Two matches, zero wickets and too many runs: has Varun Chakravarthy's mystery been solved?

Against Mumbai Indians in the season opener, Chakravarthy went for 48 from his four overs without a wicket. On Thursday against Sunrisers Hyderabad, he managed just two overs before being taken out of the attack, conceding 31 runs. That is 79 runs from six overs and nothing to show for it. For a bowler who built his reputation on being unplayable, those numbers are alarming.
The World Cup masked a deeper problem
Chakravarthy's 14 wickets at the T20 World Cup in India and Sri Lanka earlier this year earned him a spot in the Team of the Tournament. He shared the joint-highest wicket-taker award with Jasprit Bumrah. The numbers looked fantastic on paper. But there were warning signs even then. His economy rate ballooned during the Super 8 stage and the semi-final, and sharp-eyed batters were starting to pick his variations more comfortably. The protective cover of Indian conditions and a strong bowling attack around him helped hide some of those cracks.
The IPL strips that protection away. In the IPL, every team has detailed video analysis packages on every bowler. Batters have time to prepare specifically for you.

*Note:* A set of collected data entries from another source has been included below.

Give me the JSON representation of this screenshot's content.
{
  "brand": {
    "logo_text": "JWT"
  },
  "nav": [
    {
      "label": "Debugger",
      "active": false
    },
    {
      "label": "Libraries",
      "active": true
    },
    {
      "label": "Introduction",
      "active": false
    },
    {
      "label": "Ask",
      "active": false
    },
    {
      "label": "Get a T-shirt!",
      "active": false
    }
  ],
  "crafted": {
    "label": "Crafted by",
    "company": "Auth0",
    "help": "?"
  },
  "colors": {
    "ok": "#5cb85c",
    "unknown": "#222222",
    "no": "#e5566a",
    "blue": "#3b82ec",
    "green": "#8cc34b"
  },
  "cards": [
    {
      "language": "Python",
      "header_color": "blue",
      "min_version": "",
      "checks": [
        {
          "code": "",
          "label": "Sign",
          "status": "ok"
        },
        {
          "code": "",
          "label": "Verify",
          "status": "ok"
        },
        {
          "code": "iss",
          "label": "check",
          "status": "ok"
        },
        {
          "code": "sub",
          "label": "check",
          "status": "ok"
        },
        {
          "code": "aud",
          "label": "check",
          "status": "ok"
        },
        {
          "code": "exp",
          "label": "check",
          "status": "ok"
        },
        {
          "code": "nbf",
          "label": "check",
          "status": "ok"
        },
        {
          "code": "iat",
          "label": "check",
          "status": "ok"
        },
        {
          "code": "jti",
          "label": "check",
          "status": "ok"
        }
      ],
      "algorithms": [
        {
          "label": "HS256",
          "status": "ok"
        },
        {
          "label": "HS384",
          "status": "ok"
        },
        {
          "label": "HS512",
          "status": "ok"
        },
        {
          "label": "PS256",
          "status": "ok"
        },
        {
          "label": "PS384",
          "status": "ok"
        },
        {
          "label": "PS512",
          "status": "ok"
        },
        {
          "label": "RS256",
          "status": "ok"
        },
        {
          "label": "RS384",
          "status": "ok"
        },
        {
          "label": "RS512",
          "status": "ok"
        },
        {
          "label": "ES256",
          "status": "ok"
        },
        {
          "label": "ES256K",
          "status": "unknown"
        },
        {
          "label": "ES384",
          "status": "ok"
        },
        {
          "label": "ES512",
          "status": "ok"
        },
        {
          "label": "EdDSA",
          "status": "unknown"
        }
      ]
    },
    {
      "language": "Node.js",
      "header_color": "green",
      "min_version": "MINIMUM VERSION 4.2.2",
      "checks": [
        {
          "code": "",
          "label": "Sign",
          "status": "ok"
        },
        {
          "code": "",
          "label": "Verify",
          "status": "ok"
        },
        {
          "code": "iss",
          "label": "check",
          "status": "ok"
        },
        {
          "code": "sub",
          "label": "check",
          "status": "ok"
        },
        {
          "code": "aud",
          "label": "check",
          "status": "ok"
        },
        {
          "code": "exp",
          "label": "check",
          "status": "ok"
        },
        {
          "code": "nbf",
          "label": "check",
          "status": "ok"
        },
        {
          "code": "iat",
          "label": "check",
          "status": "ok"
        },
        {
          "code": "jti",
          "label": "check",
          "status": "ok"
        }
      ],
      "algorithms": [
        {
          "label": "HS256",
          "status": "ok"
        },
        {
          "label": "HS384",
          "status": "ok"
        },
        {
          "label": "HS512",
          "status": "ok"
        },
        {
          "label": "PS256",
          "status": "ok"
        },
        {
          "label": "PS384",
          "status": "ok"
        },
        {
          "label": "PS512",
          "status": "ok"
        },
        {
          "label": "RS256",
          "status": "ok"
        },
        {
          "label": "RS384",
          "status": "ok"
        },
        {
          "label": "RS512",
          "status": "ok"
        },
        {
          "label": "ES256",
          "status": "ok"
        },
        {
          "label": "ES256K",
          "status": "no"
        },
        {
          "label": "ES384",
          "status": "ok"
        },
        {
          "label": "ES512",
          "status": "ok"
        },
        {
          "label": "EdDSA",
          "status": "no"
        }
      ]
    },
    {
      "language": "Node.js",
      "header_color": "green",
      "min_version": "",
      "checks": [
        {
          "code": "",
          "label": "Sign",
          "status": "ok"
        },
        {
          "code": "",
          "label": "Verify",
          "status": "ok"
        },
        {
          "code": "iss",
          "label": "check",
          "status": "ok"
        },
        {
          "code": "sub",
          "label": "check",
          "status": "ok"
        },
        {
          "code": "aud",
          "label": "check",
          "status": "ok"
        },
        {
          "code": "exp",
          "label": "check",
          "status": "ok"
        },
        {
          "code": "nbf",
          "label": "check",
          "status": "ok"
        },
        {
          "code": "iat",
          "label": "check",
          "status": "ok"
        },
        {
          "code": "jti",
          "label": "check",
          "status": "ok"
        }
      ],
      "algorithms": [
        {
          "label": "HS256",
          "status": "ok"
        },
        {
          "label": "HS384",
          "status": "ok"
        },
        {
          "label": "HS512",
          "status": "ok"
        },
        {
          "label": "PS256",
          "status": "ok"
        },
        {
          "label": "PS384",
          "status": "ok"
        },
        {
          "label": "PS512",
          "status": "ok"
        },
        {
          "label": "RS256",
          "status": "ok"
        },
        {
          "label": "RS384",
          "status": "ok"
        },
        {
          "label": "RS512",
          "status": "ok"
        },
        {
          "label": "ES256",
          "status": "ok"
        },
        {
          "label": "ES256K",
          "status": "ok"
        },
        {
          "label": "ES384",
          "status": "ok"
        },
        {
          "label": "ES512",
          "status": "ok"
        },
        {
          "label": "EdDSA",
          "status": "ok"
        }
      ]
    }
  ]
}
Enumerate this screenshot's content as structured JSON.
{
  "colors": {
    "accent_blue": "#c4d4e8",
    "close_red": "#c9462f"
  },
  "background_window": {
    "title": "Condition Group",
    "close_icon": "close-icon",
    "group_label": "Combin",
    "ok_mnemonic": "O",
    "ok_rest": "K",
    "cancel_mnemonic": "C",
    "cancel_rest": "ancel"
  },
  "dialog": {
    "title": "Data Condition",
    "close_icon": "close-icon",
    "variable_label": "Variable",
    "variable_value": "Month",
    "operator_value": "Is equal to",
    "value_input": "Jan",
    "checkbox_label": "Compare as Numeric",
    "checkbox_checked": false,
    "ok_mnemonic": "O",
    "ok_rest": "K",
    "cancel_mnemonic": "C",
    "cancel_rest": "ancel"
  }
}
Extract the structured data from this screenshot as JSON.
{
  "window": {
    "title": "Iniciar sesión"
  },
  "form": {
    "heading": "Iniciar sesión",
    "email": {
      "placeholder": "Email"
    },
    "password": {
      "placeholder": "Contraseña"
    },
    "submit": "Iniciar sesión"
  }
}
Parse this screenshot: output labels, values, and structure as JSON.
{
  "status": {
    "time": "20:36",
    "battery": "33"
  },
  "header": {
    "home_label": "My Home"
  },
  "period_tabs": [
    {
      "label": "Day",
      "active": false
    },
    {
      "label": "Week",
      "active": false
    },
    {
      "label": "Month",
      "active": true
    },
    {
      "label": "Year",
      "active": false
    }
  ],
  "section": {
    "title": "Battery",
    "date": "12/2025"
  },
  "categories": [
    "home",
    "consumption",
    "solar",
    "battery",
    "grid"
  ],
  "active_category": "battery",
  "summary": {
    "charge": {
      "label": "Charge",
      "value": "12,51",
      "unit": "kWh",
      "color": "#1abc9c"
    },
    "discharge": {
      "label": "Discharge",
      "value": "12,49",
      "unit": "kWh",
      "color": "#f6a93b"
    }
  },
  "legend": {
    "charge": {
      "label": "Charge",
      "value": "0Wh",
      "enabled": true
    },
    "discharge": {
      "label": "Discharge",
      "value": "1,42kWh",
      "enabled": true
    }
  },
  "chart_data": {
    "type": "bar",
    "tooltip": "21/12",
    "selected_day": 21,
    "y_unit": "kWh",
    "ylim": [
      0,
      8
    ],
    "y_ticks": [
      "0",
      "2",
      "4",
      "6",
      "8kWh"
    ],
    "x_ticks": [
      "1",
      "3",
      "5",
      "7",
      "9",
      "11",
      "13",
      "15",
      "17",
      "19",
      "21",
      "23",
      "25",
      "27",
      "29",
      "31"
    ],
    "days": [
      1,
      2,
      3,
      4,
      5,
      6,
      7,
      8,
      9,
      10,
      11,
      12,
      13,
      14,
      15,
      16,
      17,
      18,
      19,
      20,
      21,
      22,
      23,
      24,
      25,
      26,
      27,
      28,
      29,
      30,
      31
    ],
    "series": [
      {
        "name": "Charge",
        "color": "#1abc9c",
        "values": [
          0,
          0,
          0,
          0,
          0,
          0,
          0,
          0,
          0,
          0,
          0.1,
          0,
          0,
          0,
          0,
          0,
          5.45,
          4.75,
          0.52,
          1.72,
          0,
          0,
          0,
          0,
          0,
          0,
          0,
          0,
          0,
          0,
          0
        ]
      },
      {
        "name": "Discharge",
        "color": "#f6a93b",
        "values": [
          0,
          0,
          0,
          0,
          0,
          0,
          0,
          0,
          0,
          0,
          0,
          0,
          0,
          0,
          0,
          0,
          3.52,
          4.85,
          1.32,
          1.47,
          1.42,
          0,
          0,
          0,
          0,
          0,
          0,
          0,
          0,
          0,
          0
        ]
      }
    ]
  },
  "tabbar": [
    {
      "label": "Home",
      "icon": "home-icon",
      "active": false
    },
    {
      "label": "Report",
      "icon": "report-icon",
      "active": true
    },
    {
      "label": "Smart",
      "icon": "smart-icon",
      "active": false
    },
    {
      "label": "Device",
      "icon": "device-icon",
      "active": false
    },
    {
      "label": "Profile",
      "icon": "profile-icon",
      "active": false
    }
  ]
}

And if you're bowling at a slightly higher pace, as reports suggest Chakravarthy has been, you lose the drift and dip that made your stock ball so dangerous in the first place.
Speed is the enemy of mystery
This is the core issue. Mystery spinners thrive on deception, on the ball doing something the batter does not expect. Chakravarthy's effectiveness always came from subtle changes in pace, turn and flight. When he pushes the ball through quicker, those weapons disappear. The ball arrives predictably, the spin is reduced, and good IPL batters have enough time to pick their shots.
R Ashwin called it before the season started. "The novelty factor is out," Ashwin said, adding that IPL teams had worked Chakravarthy out. That feels harsh, but two matches in, the evidence backs him up.
Rahane is standing by him, for now
KKR captain Ajinkya Rahane has publicly backed Chakravarthy, calling form fluctuations "normal" and noting that opposition teams will always target key bowlers. That is the right thing to say. But KKR have lost both their matches so far, beaten by Mumbai Indians in the opener and thrashed by 65 runs by SRH on Thursday. If the mystery spinner cannot take wickets, KKR's bowling attack, already weakened by injuries to Harshit Rana and Akash Deep, lacks a cutting edge.
Where does he go from here?
Two matches is a small sample. Chakravarthy could easily find form, adjust his pace, and remind everyone why he was India's go-to spinner four weeks ago. Mystery spinners have been written off before and bounced back. But the IPL is unforgiving, and KKR cannot afford to carry a frontline spinner who leaks runs without taking wickets for much longer.
It might be time for Chakravarthy to slow the ball down, flight it more, and back his skill rather than trying to push through at a speed that neutralises his own strengths. Whether KKR's coaching staff reach the same conclusion could define their season.